La plupart du temps, je m’en tiens à des choses simples, telles que contempler mes très balladuriens ciseaux à cigares, comme s’ils étaient de fabuleux saphirs. Ils sont si propres, si lisses, si vierges de toute souillure, si parfaitement inutiles aux yeux du vulgaire… Un verre d’eau minérale pure, claire, glacée, peut, même pour un ivrogne de mon calibre, devenir, par temps chaud, un nectar extatique, qu’il convient de savourer, de déguster, avec autant de soin qu’un immense millésime...

J’ai des voitures que je ne conduis pas, des livres que je ne lis pas, des amis que je ne vois pas – mais ils sont là – et cela suffit à combler mon besoin d’eux, jusqu’à ce que le temps vienne pour moi de désirer à nouveau être en leur présence. Non que je les méprise ; mais je suis trop facilement dévié vers des hommage plus accessibles, auxquels mon indolence donne la priorité.

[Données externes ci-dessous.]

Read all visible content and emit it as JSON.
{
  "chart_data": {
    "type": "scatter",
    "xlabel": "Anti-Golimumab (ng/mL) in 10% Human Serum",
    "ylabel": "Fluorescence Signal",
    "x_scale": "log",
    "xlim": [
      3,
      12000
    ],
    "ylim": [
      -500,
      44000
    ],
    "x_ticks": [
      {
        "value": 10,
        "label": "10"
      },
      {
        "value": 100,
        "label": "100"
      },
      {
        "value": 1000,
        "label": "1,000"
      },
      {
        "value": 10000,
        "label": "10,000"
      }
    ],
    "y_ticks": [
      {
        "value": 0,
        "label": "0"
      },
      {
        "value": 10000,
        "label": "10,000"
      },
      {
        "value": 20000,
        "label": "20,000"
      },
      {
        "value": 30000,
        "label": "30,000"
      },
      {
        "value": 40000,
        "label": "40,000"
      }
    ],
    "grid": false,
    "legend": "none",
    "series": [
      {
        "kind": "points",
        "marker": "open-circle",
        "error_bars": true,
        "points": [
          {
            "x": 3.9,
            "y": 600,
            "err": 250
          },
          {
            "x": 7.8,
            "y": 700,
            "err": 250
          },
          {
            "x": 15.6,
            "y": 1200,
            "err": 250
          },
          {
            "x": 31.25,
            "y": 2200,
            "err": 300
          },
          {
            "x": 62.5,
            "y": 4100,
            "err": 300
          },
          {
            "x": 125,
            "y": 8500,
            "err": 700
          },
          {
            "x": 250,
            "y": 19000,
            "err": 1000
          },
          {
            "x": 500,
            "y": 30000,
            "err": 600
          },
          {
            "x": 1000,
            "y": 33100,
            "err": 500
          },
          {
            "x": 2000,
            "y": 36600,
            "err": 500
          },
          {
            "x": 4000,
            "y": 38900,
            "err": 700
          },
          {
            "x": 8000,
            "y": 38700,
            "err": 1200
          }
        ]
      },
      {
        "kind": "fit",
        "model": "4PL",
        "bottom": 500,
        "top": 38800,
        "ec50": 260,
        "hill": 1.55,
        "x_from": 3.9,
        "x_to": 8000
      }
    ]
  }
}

Voilà pourquoi je relis sans arrêt le livre que j’ai à portée de main, sans jamais me dire : « Quelle idée de passer tout ce temps plongé dans le même vieux bouquin, alors que je pourrais en sélectionner un autre dans ma bibliothèque ! » –  c’est simplement qu’il me suffit de parcourir indéfiniment le même ouvrage. Cela ne me semble ni pénible, ni gênant. Est-ce si différent que de contempler le même lac tous les jours ? Or, le méditant qui s’absorbe quotidiennement dans la contemplation d’un lac sonne très spirituel, au lieu que rouvrir sans cesse le même épisode des aventures de Red Sonja semble weird et dépourvu d’intérêt. Pour moi, le principe est le même…

En dehors de mon goût pour la décoration, j’achète peu, parce que je possède déjà trop. Des vêtements que je ne porte pas, des sabres que je ne polis pas, des flingues dont je ne me sers pas, de la technologie rétrograde, des télescopes sans étoiles… Dans un Nouvel Ordre Mondial exclusivement voué au consumérisme, je suis une plaie. Je pourrais désirer quelque chose de neuf – quelque chose de 2.0… Mais non. Je me contente de regarder mon fils, mes pitbulls, mes tableaux sur les murs, les toiles d’araignées hors d’atteinte de la femme de ménage…

Lorsqu’on me dit que je devrais « faire de nouvelles expériences » ou « élargir mon horizon », je demande : « pourquoi ? » Je puis aller sur notre terrasse, observer le parc que je connais par cœur, et ne rien désirer de mieux. A ce train-là, je finirai par comprendre le choix du moine chrétien, seul dans sa cellule avec son chapelet. Quoique… J’en doute… J’aime trop la beauté, je l’ai trop connue, et j’ai trop besoin de sa proximité physique... En fait, mes acquisitions passées me possèdent, et j'y reste fidèlement attaché, si inconséquentes qu’elles puissent sembler aux autres.

Toutes mes possessions viennent, peu ou prou, des victoires de mes Ancêtres. Elles représentent leurs succès, et la perpétuité de notre lignage dans un monde condamné à l’abâtardissement, au split familial motivé par l’égoïsme hystérique et l’appât du gain. Ma chevalière à nos armes est l’antithèse exacte du cours des choses – mes ciseaux à cigares sont parfaitement oiseux – mais ils sont mon héritage et suffisent à ma satisfaction.
Ce que méditant, allez, amis chers, sous la protection de cette sphère spirituelle dont le centre est partout et la circonférence nulle part et que nous appelons DIEU.

Beau dimanche à tous.

Love is the law, love under will.


- ☉︎ in 19° ♋︎ : ☽︎ in 4° ♌︎ : ☉︎ : Ⅴⅴⅰⅰ.